Pour François Gemenne, les démocraties ne sont pas capables de lancer une action significative pour le climat
Lundi soir, l'émission "C ce soir" de la chaîne de télévision France 5 accueillait François Gemenne, scientifique et membre du Groupe d'experts intergouvernemental sur l'évolution du climat (GIEC) de l'ONU, qui s'est récemment engagé dans le groupe Europe Ecologie-Les Verts (EELV) en tant que président du conseil scientifique pour soutenir la candidature à l'élection présidentielle de Yannick Jadot.
Lors de son interview, l'expert a fait part de son désarroi face à l'inaptitude de la classe politique à apporter des solutions à la crise environnementale.
"Je ne pense pas que la démocratie soit capable aujourd'hui de mettre en oeuvre les changements nécessaires à la transformation" climatique, a assené François Gemenne sur le plateau de l'émission. "Je ne crois plus du tout à la capacité de la politique à changer" la situation, a-t-il encore ajouté.
La défense d'intérêts et non d'une cause
Invité dans Forum jeudi, François Gemenne est revenu sur ses propos. Le scientifique estime que la démocratie représentative révèle aujourd'hui ses limites dans l'engagement d'actions "vraiment significatives et transformatrices pour le climat". Mais le désarroi du Belge n'est pas dirigé contre la classe politique, a-t-il expliqué au micro de la RTS, "qui est elle-même prisonnière d'un système qui voit la population comme une sorte de grand marché électoral dont il faut se disputer les parts".
"Le problème est que chaque parti représente les intérêts d'une catégorie d'électeurs et défend ses intérêts.
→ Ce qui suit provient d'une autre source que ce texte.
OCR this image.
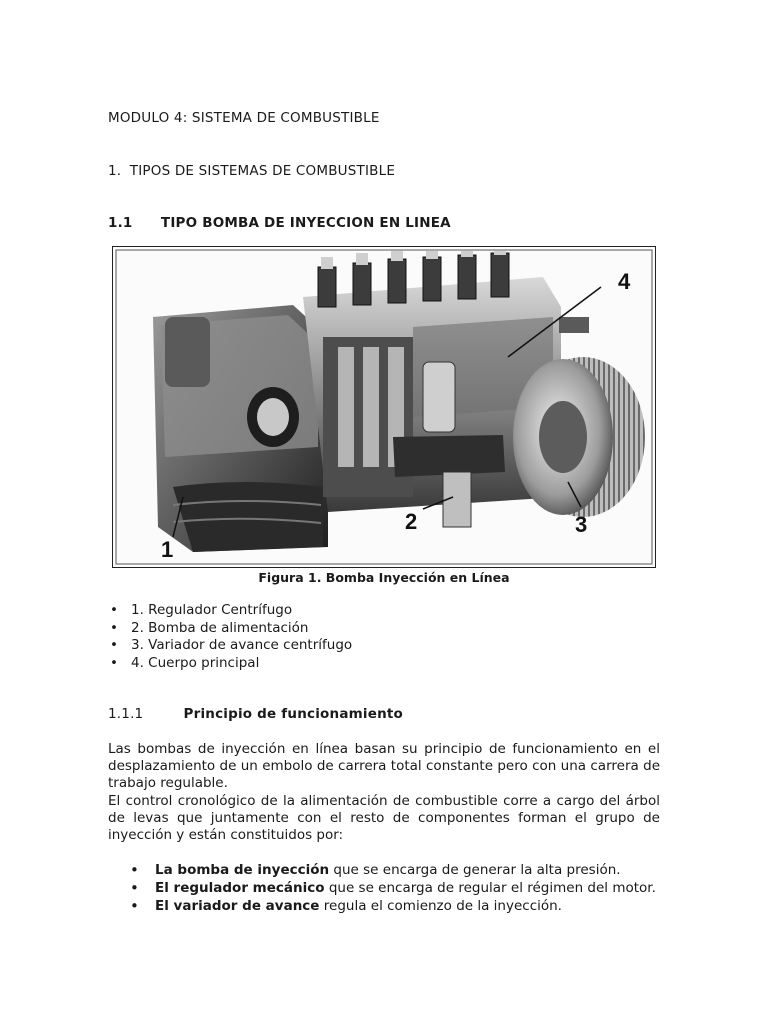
MODULO 4: SISTEMA DE COMBUSTIBLE
1. TIPOS DE SISTEMAS DE COMBUSTIBLE
1.1 TIPO BOMBA DE INYECCION EN LINEA
4
3
2
1
Figura 1. Bomba Inyección en Línea
• 1. Regulador Centrífugo
• 2. Bomba de alimentación
• 3. Variador de avance centrífugo
• 4. Cuerpo principal
1.1.1	Principio de funcionamiento
Las bombas de inyección en línea basan su principio de funcionamiento en el desplazamiento de un embolo de carrera total constante pero con una carrera de trabajo regulable.
El control cronológico de la alimentación de combustible corre a cargo del árbol de levas que juntamente con el resto de componentes forman el grupo de inyección y están constituidos por:
• La bomba de inyección que se encarga de generar la alta presión.
• El regulador mecánico que se encarga de regular el régimen del motor.
• El variador de avance regula el comienzo de la inyección.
Mais personne ne défend véritablement les intérêts du climat, car en réalité si on vote pour le climat, on va souvent demander aux gens de voter contre leurs intérêts et pour une cause", a argumenté François Gemenne.
Le chercheur considère ainsi que les personnes pouvant se permettre de voter pour les programmes ambitieux en matière de climat appartiennent à une catégorie de gens aisés dont la vie "n'est pas véritablement influencée par la politique".
Des pistes à chercher ailleurs
Selon François Gemenne, les solutions pour faire face à la crise climatique sont à chercher hors de la sphère politique. "Je pense désormais que le changement, s'il advient, viendra de minorités très déterminées dans les entreprises, dans les municipalités ou dans la société civile", avançait-il lundi dans l'émission "C ce soir".
Il ne faut pas trop remettre les clés du changement dans les mains des seuls gouvernements, sinon nous allons au-devant de graves désillusions
Revenant sur sa brève expérience politique chez les écologistes, le scientifique s'est dit choqué "par la violence et la logique de camp, où vous n'êtes jamais assez pur ou radical, et si vous essayez de parler aux autres, vous êtes reniés par votre propre camp". "Dans un Parlement, il y a toujours divers intérêts représentés qui sont par nature contradictoires. La démocratie va essayer de trouver un consensus acceptable pour ces différents intérêts, mais on ne va jamais placer le climat au-dessus de ces intérêts", a-t-il déploré.
La climatologue et conseillère nationale verte Valentine Python partage en partie ce constat. Au Parlement suisse, "où la gauche est confrontée à une majorité de droite qui freine le plus possible l'adoption de mesures fortes qui seraient à la hauteur de l'urgence climatique et écologique", le rapport de force est défavorable, a souligné la Vaudoise dans Forum. Mais pour elle, la politique revêt tout de même de l'importance: "Il faut prendre le pouvoir de l'intérieur", a-t-elle affirmé.
Si François Gemenne s'accorde sur la nécessité d'un système parlementaire et législatif, il estime qu'il existe d'autres moyens d'action. "La démocratie ne se réduit pas aux élections. On attend parfois trop des gouvernements. Il ne faut pas trop remettre les clés du changement dans les mains des seuls gouvernements, sinon je crois que nous allons au-devant de graves désillusions", a conclu le scientifique.